Bu araştırma, günümüzde gittikçe artan sosyal medya kullanımının kişilerde kendilerini daha iyi gösterme eğilimlerini incelemek amacıyla yapılmıştır. Narsisizmin kendini üstün görme, takdir ve ilgi bekleme, daima en iyi olma çabasıyla beslenen doğasını, sosyal medya kullanımı düşüncemize göre beslemektedir. Temelde yatan güvensizlik ile kendilerini olduğundan iyi gösterme eğilimi birleştiğinde günümüzdeki çılgın sosyal medya kullanım açlığının doğduğu ve bu ikilinin birbirinden beslendiği temel görüş olarak benimsenmiştir. Çalışmamız gelişen dünyanın sahne adayları olan üniversite öğrencilerini hedef alarak bu ilişkinin varlığının olup olmadığını kanıtlamaktır.

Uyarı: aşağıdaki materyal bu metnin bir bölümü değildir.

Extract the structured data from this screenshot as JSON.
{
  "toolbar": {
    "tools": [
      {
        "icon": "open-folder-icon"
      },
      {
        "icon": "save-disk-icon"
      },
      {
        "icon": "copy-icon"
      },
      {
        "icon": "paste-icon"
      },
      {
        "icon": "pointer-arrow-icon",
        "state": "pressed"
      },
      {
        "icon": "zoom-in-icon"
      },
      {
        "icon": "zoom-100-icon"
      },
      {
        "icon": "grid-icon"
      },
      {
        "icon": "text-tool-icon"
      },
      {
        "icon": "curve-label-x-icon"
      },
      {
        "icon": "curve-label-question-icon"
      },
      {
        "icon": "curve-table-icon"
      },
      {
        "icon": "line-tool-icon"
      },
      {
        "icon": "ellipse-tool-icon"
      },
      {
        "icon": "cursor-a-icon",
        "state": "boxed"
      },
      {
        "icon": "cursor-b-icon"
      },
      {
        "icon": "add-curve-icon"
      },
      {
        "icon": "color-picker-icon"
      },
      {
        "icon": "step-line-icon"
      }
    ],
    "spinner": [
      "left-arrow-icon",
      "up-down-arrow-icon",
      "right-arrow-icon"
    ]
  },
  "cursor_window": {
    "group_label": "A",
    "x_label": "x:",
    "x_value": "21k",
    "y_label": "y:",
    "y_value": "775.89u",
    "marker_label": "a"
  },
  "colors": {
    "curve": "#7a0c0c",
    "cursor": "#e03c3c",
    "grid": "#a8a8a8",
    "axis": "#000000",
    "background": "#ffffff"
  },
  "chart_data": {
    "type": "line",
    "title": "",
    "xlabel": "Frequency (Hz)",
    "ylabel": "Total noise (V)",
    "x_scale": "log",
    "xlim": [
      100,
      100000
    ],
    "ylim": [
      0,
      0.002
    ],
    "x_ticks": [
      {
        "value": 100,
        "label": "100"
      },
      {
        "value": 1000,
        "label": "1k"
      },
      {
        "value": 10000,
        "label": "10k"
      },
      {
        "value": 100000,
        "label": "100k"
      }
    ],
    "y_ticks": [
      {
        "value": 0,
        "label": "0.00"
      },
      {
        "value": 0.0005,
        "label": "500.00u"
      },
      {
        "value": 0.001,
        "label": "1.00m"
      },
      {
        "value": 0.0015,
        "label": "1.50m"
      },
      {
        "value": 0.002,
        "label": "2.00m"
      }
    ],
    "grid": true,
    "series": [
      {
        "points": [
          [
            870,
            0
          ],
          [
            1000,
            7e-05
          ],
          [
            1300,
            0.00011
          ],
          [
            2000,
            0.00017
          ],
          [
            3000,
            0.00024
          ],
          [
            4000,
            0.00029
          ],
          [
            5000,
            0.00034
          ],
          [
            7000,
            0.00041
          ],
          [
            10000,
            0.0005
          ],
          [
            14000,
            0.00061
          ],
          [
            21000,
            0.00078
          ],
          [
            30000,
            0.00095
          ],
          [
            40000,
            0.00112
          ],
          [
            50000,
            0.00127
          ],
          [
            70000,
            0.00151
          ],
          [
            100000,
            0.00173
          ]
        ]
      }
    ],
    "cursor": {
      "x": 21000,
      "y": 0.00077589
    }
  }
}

Araştırma deseni: Araştırma ilişkisel araştırma türüne göre yapılmıştır. İki ve daha fazla sayıdaki değişken arasındaki ilişkileri, birlikte değişimin varlığını veya derecesini belirlemeyi amaçlar. Korelasyonel araştırmaların, nedensel karşılaştırma türleri vardır.

Araştırma evreni: Başkent Üniversitesi Eğitim Fakültesi 2016-2017 öğrencilerinden oluşmaktadır. Beliren Yetişkinlik dönemindeki 200 katılımcıyla araştırma gerçekleşmiştir. Öğrencilerin bazılarının cevap vermemesi sonucunda evren 180 kişiye düşmüştür.

Veri Toplama Araçları ve Verilerin Toplanması

Kişisel Bilgi Formu: Kişilerin cinsiyetini, eğitim durumunu, ekonomik durumunu, mesleğini öğrenilmek amacıyla kişilere sosyal medya kullanım tutum ölçeğiyle birlikte verilen formdur. Form araştırmacıların da eklemeleriyle yeniden düzenlenmiş olup çalışmaya katılacak olan kitlenin demografik bilgilerini almayı hedeflemektedir.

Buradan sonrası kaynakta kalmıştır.